If you’re creating characters, animals or creatures, chances are they’re either going to need a hairstyle or fur. Just about every 3D application out there gives you the ability to create hair systems for your characters that not only look natural, but also behave in a realistic way during animations. In this article, we’re going to look at Maya’s powerful nHair system.
With nHair the computer is literally calculating every strand of hair, of course, depending on your project this may not always fit the style. For instance, maybe you’re working on a cartoonier project, where thick strands of polygons make more sense than the more realistic style of hair that nHair provides you. If that’s the case, then applying a physics system around the polygon hair might work best, but even so, being familiar with nHair and the power that it gives you is vital.
For this particular tutorial we’re going to use the Biker model asset. This guy is currently bald, which is fine, but we’re going to add a mohawk to his dome using nHair. So, nHair works a little bit differently than what you may have experienced in different 3D applications.
What you first need to do is establish the rough guides for your hair, which you can do by utilizing the various curves in Maya. These guides can then be used to create the nHair follicles.
So with the asset opened in Maya, it’s now time to start creating our hair guides. To do this go to Create>Curve Tools>EP Curve Tool. I’m using Maya 2016 and the UI is slightly different from previous versions, so the EP Curve Tool may be located in Create>EP Curve Tool.
With the EP Curve Tool create one small curve right in the middle of the characters forehead, you can make it as short or as long as you want, and you’ll want at least three points created. You can see in the image above about the size I created.
Take this new curve and begin duplicating it down the top of our character’s head. You’ll need to do some slight rotations and adjustments to some of the curves as you go.
You can see the strip of curves along the characters head in the image above. As you can see we have a very basic structure for the mohawk. Of course, this is just our guides and the mohawk isn't going to be this thin.
Now that we have the first strip of curves created let’s select all the curves and duplicate it two times, setting a new strip on either side. That way our mohawk will be thicker. When you’re happy with the guide placement we can create the nHair and begin tweaking it as needed.
Select all the curves you created and go to nHair>Assign Hair System>New Hair System. This will assign a new hair system along our guides, so that when we add the hair it will get placed where the guides are located.
Now select the character mesh and go to nHair>Create Hair>Option box. Scroll down to the very bottom of the Create Hair Options and under the Place hairs into dropdown box choose the hair system you just created a few moments ago, it should be called something like hairSystemShape1 then choose apply.

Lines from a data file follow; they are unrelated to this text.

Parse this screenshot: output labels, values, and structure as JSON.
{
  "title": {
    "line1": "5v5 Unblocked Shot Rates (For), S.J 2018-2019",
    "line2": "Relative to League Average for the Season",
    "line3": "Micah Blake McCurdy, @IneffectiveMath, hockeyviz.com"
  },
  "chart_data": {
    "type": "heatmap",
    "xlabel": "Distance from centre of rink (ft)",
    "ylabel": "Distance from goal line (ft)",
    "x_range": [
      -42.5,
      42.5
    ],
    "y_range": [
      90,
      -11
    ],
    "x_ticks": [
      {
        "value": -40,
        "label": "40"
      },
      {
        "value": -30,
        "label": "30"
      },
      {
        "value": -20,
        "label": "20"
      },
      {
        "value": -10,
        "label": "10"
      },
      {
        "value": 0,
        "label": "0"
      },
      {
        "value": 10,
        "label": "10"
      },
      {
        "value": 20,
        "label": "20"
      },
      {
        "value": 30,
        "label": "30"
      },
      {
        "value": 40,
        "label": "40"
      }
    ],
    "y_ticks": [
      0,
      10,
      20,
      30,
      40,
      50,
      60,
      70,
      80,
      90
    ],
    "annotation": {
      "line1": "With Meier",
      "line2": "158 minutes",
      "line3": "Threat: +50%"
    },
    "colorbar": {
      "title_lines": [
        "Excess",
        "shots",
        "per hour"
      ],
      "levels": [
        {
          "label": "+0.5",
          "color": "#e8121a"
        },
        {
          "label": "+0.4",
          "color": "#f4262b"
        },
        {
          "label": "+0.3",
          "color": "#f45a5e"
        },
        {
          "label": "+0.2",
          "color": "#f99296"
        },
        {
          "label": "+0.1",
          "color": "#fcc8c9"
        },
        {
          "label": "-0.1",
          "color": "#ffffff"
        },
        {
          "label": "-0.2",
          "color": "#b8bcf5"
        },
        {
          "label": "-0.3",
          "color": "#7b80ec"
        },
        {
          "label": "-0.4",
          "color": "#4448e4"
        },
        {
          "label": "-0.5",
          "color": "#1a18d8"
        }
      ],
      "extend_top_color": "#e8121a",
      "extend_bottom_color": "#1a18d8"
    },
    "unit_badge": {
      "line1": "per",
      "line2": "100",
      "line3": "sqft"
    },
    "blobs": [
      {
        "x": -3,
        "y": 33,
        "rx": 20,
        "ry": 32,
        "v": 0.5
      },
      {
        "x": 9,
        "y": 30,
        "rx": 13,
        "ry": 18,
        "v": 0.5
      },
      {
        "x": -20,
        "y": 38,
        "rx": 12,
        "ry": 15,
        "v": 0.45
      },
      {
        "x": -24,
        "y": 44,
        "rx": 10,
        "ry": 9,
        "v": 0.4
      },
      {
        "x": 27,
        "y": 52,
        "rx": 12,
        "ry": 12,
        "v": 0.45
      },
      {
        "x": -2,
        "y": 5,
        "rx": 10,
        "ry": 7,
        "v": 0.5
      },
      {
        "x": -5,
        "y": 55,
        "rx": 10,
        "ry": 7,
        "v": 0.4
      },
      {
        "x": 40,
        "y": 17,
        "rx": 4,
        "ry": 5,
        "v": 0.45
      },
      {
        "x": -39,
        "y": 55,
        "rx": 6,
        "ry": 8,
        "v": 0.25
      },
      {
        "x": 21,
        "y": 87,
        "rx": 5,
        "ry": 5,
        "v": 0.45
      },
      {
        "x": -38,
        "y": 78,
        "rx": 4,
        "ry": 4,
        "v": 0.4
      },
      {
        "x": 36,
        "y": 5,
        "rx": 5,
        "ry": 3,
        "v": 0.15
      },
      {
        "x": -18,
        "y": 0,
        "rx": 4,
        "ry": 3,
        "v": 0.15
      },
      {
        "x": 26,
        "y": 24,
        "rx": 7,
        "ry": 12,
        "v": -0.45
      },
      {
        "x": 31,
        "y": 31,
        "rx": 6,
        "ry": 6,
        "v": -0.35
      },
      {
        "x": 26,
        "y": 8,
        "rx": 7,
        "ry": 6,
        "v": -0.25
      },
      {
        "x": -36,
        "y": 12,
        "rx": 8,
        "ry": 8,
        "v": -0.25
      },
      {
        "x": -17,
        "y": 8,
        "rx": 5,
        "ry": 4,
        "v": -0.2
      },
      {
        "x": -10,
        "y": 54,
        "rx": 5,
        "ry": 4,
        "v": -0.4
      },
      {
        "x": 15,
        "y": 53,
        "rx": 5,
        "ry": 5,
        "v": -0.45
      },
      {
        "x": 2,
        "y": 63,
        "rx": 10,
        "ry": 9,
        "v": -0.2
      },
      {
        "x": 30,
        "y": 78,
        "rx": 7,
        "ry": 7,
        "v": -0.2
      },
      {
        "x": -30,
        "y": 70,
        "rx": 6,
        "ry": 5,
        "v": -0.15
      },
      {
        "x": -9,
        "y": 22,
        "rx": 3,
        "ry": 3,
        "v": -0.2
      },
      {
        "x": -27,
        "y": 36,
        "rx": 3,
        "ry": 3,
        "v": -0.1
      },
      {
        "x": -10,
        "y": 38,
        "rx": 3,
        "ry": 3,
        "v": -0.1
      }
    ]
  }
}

You should see that we have hairs placed on our guides, but we also have hair clumps attached to the rest of our character mesh, which we really don’t want.
This can be easily fixed by going into your Outliner and opening up the hairSystem1Follicles and scrolling down until you find bodyFollicle. These are all the follicles that have been placed on areas other than the guides we established, so just delete these.
With that, we’re left with a nice thicket of hair clumps on our characters head. Now, we have the nHair placed along our guides. Of course, we’ll now need to do further adjustments to the nHair properties to get it looking closer to how we want.
Select the hairSystem1 in the Outliner and in the Attribute Editor we can begin to tweak our hairs. In the Clump and Hair Shape properties we can make some adjustments. I upped the Hair Per Clump to around 40. Set the Sub Segments to 3, which smooth’s out each hair strand. I set the Thinning to 0.390. The Clump Width to 0.5. You can see this adds a lot more volume to our hair.
Scroll down to the Shading properties in the hairSystemShape1 and change the hair color to whatever you like. I changed it to a greyish color similar to his eyebrows and beard.
Since we’re using nHair if you play the animation in the timeline you should see that your hair slowly starts to fall. Depending on the look you’re going for this is something you may or may not want. You can adjust the dynamics properties of the hair by opening on the Dynamic Properties panel in the Attribute Editor of the hairSystemShape1 node.
You can adjust things like Bend Resistance, and the Stiffness Scale to allow the hair to stay in place more during the simulation.
While this was just a very basic example of how to use nHair, you can begin experimenting with it in your own projects. The first step is to create your guides using curves, so style the hair roughly how you want it to look and create a new hair system based on these guides.